What is money accounting?

CASH ACCOUNTING is a specific method of accounting used on the balance sheet of some businesses. Cash accounting is often considered to be the simplest accounting method. It is an alternative to accrual accounting.

Usually work and/or goods are sold in business before receiving payment. For example, an individual could perform a contract and perform a service. It is usually not paid before the service is paid, but is paid according to the set schedule, as determined according to the conditions of employment.

Within the cash accounting system, an individual or business does not notice income until he actually receives the payment. This means that if a person sells 100 widgets or does 10 hours of work, money that is owed for widgets, and the work is not mentioned as an income in the balance sheet, nor is considered to be a taxable income at this stage. Instead, the money is listed as a due account.

When the payment is actually received, the money is charged. Monthly, annually and quarterly income is therefore forLoaded only on the actual salaries that have been received. When a person or company gives income tax, he asks for a loan or performs any other activity that requires to prove his / her income, then only reports the income he actually earned.

There are several benefits for cash accounting. First, it can be easier because the waiting payments may not be calculated with interest. With accrual accounting, the main alternative, money is expected to be earned as soon as it earns. This makes it difficult to monitor how much the real tangible cash that the person has received.

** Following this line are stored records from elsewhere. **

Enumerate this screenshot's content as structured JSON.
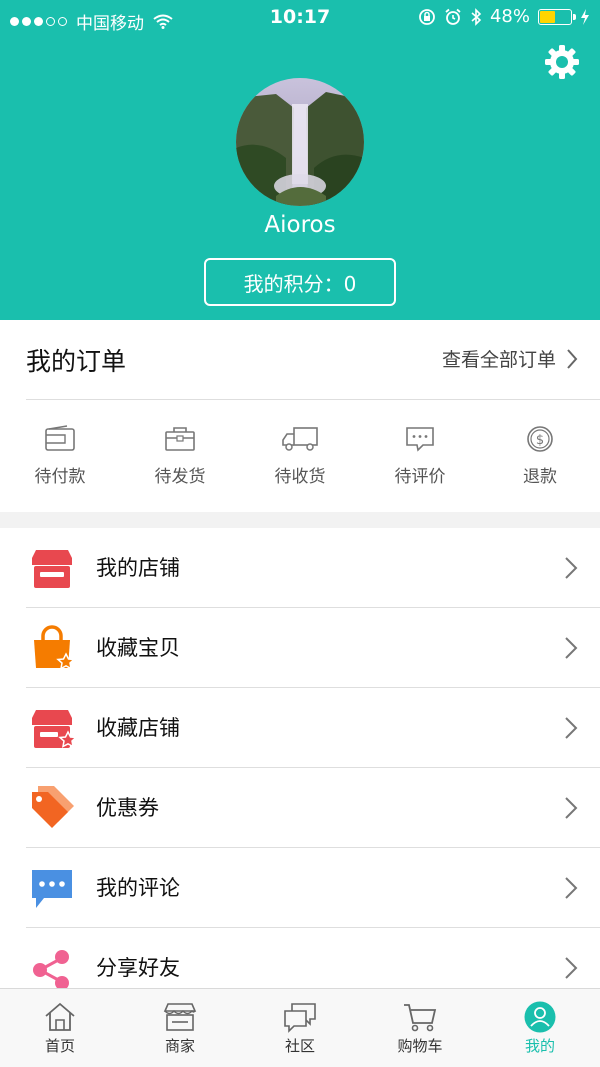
{
  "status_bar": {
    "carrier": "中国移动",
    "time": "10:17",
    "battery": "48%",
    "battery_level": 0.48
  },
  "profile": {
    "username": "Aioros",
    "points_label": "我的积分：0"
  },
  "orders": {
    "title": "我的订单",
    "view_all": "查看全部订单",
    "items": [
      {
        "label": "待付款",
        "icon": "wallet-icon"
      },
      {
        "label": "待发货",
        "icon": "package-icon"
      },
      {
        "label": "待收货",
        "icon": "truck-icon"
      },
      {
        "label": "待评价",
        "icon": "comment-icon"
      },
      {
        "label": "退款",
        "icon": "refund-icon"
      }
    ]
  },
  "menu": [
    {
      "label": "我的店铺",
      "icon": "store-icon",
      "color": "#e8484f"
    },
    {
      "label": "收藏宝贝",
      "icon": "bag-star-icon",
      "color": "#f57c00"
    },
    {
      "label": "收藏店铺",
      "icon": "store-star-icon",
      "color": "#e8484f"
    },
    {
      "label": "优惠券",
      "icon": "tag-icon",
      "color": "#f26522"
    },
    {
      "label": "我的评论",
      "icon": "chat-icon",
      "color": "#4a90e2"
    },
    {
      "label": "分享好友",
      "icon": "share-icon",
      "color": "#f06292"
    }
  ],
  "tabs": [
    {
      "label": "首页",
      "icon": "home-icon"
    },
    {
      "label": "商家",
      "icon": "shop-icon"
    },
    {
      "label": "社区",
      "icon": "community-icon"
    },
    {
      "label": "购物车",
      "icon": "cart-icon"
    },
    {
      "label": "我的",
      "icon": "user-icon",
      "active": true
    }
  ],
  "colors": {
    "primary": "#1abfad",
    "background": "#f2f2f2"
  }
}
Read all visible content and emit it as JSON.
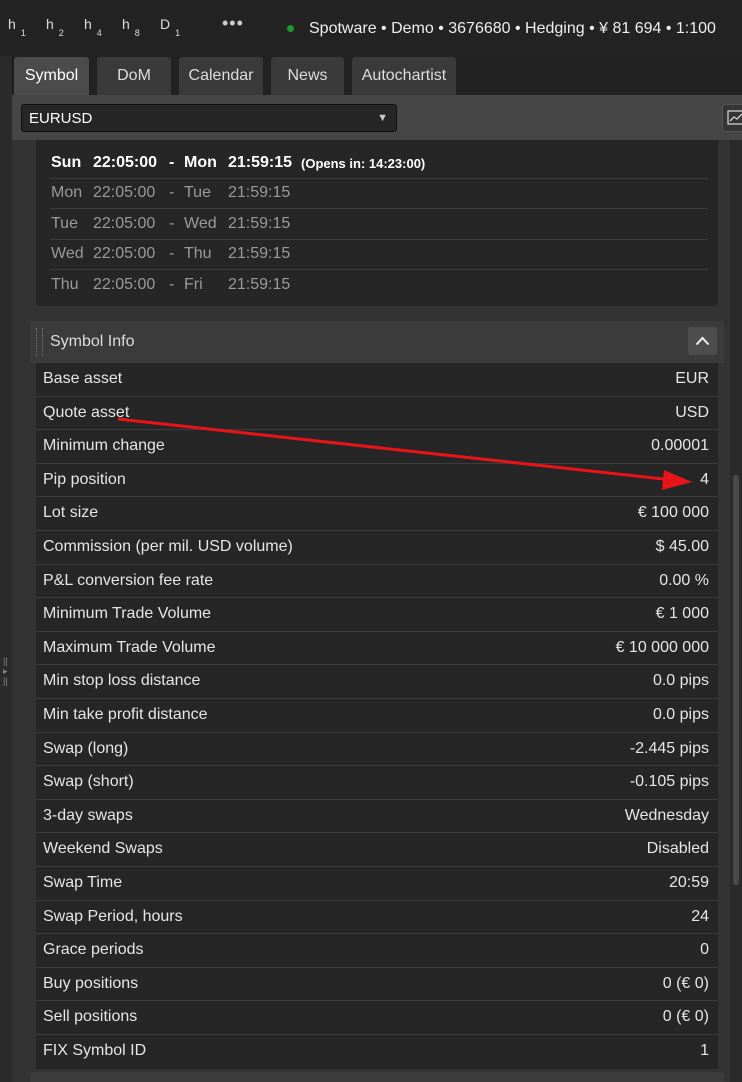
{
  "timeframes": [
    {
      "letter": "h",
      "sub": "1"
    },
    {
      "letter": "h",
      "sub": "2"
    },
    {
      "letter": "h",
      "sub": "4"
    },
    {
      "letter": "h",
      "sub": "8"
    },
    {
      "letter": "D",
      "sub": "1"
    }
  ],
  "more_label": "•••",
  "account_info": "Spotware • Demo • 3676680 • Hedging • ¥ 81 694 • 1:100",
  "tabs": [
    {
      "label": "Symbol",
      "active": true
    },
    {
      "label": "DoM",
      "active": false
    },
    {
      "label": "Calendar",
      "active": false
    },
    {
      "label": "News",
      "active": false
    },
    {
      "label": "Autochartist",
      "active": false
    }
  ],
  "symbol_select": {
    "value": "EURUSD",
    "caret": "▼"
  },
  "sessions": [
    {
      "d1": "Sun",
      "t1": "22:05:00",
      "sep": "-",
      "d2": "Mon",
      "t2": "21:59:15",
      "note": "(Opens in: 14:23:00)",
      "current": true
    },
    {
      "d1": "Mon",
      "t1": "22:05:00",
      "sep": "-",
      "d2": "Tue",
      "t2": "21:59:15",
      "note": "",
      "current": false
    },
    {
      "d1": "Tue",
      "t1": "22:05:00",
      "sep": "-",
      "d2": "Wed",
      "t2": "21:59:15",
      "note": "",
      "current": false
    },
    {
      "d1": "Wed",
      "t1": "22:05:00",
      "sep": "-",
      "d2": "Thu",
      "t2": "21:59:15",
      "note": "",
      "current": false
    },
    {
      "d1": "Thu",
      "t1": "22:05:00",
      "sep": "-",
      "d2": "Fri",
      "t2": "21:59:15",
      "note": "",
      "current": false
    }
  ],
  "symbol_info": {
    "title": "Symbol Info",
    "rows": [
      {
        "label": "Base asset",
        "value": "EUR"
      },
      {
        "label": "Quote asset",
        "value": "USD"
      },
      {
        "label": "Minimum change",
        "value": "0.00001"
      },
      {
        "label": "Pip position",
        "value": "4"
      },
      {
        "label": "Lot size",
        "value": "€ 100 000"
      },
      {
        "label": "Commission (per mil. USD volume)",
        "value": "$ 45.00"
      },
      {
        "label": "P&L conversion fee rate",
        "value": "0.00 %"
      },
      {
        "label": "Minimum Trade Volume",
        "value": "€ 1 000"
      },
      {
        "label": "Maximum Trade Volume",
        "value": "€ 10 000 000"
      },
      {
        "label": "Min stop loss distance",
        "value": "0.0 pips"
      },
      {
        "label": "Min take profit distance",
        "value": "0.0 pips"
      },
      {
        "label": "Swap (long)",
        "value": "-2.445 pips"
      },
      {
        "label": "Swap (short)",
        "value": "-0.105 pips"
      },
      {
        "label": "3-day swaps",
        "value": "Wednesday"
      },
      {
        "label": "Weekend Swaps",
        "value": "Disabled"
      },
      {
        "label": "Swap Time",
        "value": "20:59"
      },
      {
        "label": "Swap Period, hours",
        "value": "24"
      },
      {
        "label": "Grace periods",
        "value": "0"
      },
      {
        "label": "Buy positions",
        "value": "0 (€ 0)"
      },
      {
        "label": "Sell positions",
        "value": "0 (€ 0)"
      },
      {
        "label": "FIX Symbol ID",
        "value": "1"
      }
    ]
  },
  "colors": {
    "arrow": "#e8141a",
    "status_dot": "#1c9c2a"
  }
}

In addition, with accrual accounting, money is basically counted before they are paid. This can lead to problems unless complete payment is made. If, for exampleThe client will not pay him the money owed in full.

In addition to the income that is calculated only when receiving, the expenses are also deducted only if they are paid. Although a person or business may know that the rent is payable or that the purchase will be required, the costs are not listed in the balance sheet until the money actually goes out. This allows you to describe all tangible liquid assets in real time. Due to the simplicity of cash accounting, this is often a preferred method for small businesses.